You, meanwhile, are staring at the same dashboard you looked at yesterday. The one with 42 metrics, 7 widgets, and a vibe that screams, “We are so smart and yet somehow so lost.”
And then it hits you:
We don’t have a data problem. We have a decision problem.
We don’t need more dashboards. We need a different culture.
Build a BI Culture to Get You Out of the Desert
The moment those thoughts finish, Indecision Mountain begins to shake and sink into the desert sand as a new pathway emerges.
Out there. In the distance. It’s the Promised Land your company has dreamed of but never knew how to get to.

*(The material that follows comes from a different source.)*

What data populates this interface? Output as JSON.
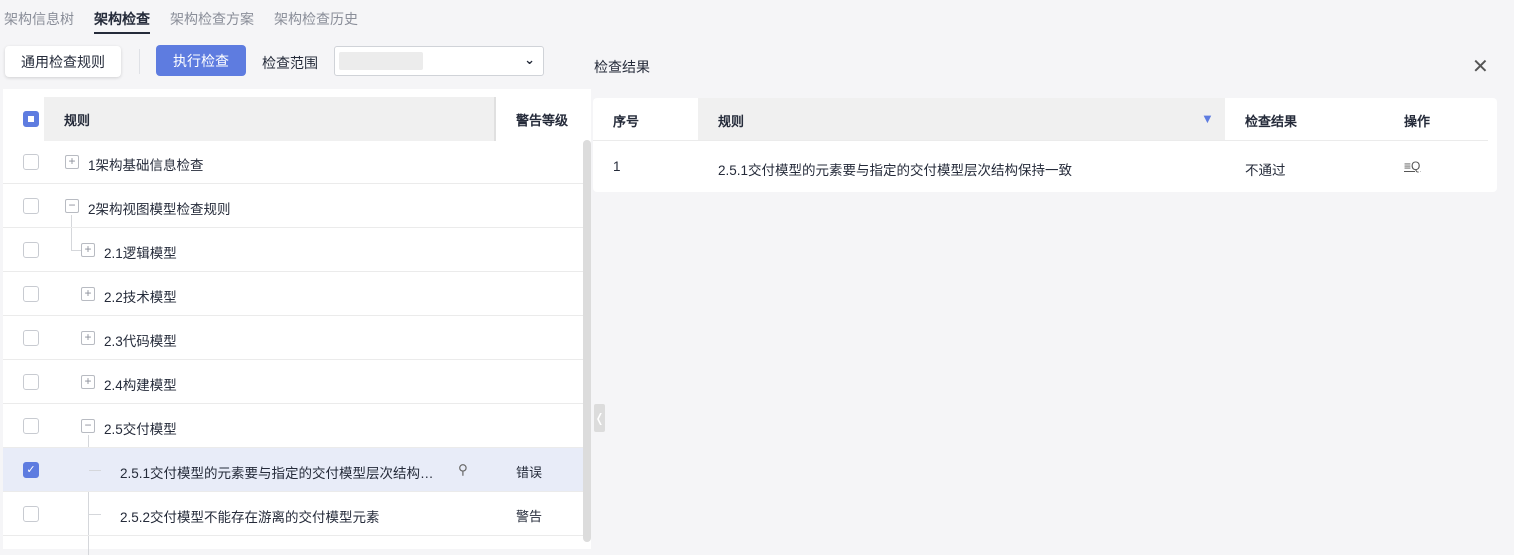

See, you can spend $80K on the prettiest Looker build this side of Series B, but if nobody knows what the numbers mean, or worse, doesn’t feel safe acting on them, you’re not building a smarter company. You’re just adding new scenery to your shared sense of confusion.
Here’s what a real BI-driven culture looks like:
- The team shares a common definition of success
No more “Is this a good number?” debates. Everyone knows what matters and what moves it, and what overarching strategy governs it. - Insight travels, decisions follow
A drop in product usage doesn’t die in a RevOps Slack thread. It starts a war room. - Data becomes part of the conversation, not the presentation
Dashboards don’t just sit in your Chrome browser like abandoned pizza coupons in a Gmail promotions tab. They shape priorities and drive action. - People feel confident saying, “Here’s what I think we should do.”
Because they know the data backs them up, not buries them in “maybe.”
Pick Up Your New GPS and Walk Forward
We’ve wandered long enough.
The dashboards didn’t get us there. The 98-slide board decks didn’t get us there. Even Cindy’s third BI tool implementation didn’t get us there.
Why?
Because data without direction is just decoration.
But now that you’ve reimagined BI as a culture, not a tool, you’re ready to use it like a GPS:
- Not a passive readout
- Not a flex
- Not something to worship, but a guide that helps you move
Here’s What to Do Next
- Audit your current dashboards: If you have to explain what a metric means more than once, it’s not helping you. Archive it.
- Align your teams on a shared success definition: Get Product, RevOps, Marketing, and Sales in a room. No dashboards. Just, “What’s the one signal that means we’re winning?”
- Build rituals around decisions, not reporting: What are your recurring meetings actually for? If it’s just to say “Here’s what we’re seeing,” that’s not enough. Make it, “Here’s what we’re doing because of what we’re seeing.”
- Train for bravery, not just literacy: The most valuable BI culture isn’t the one where everyone understands the data. It’s the one where people feel brave enough to act on it.
Key point: You don’t need a bigger dashboard. You need a team with Guts™. And if you build the right BI culture, they’ll know where to go and have the Guts™ to get there.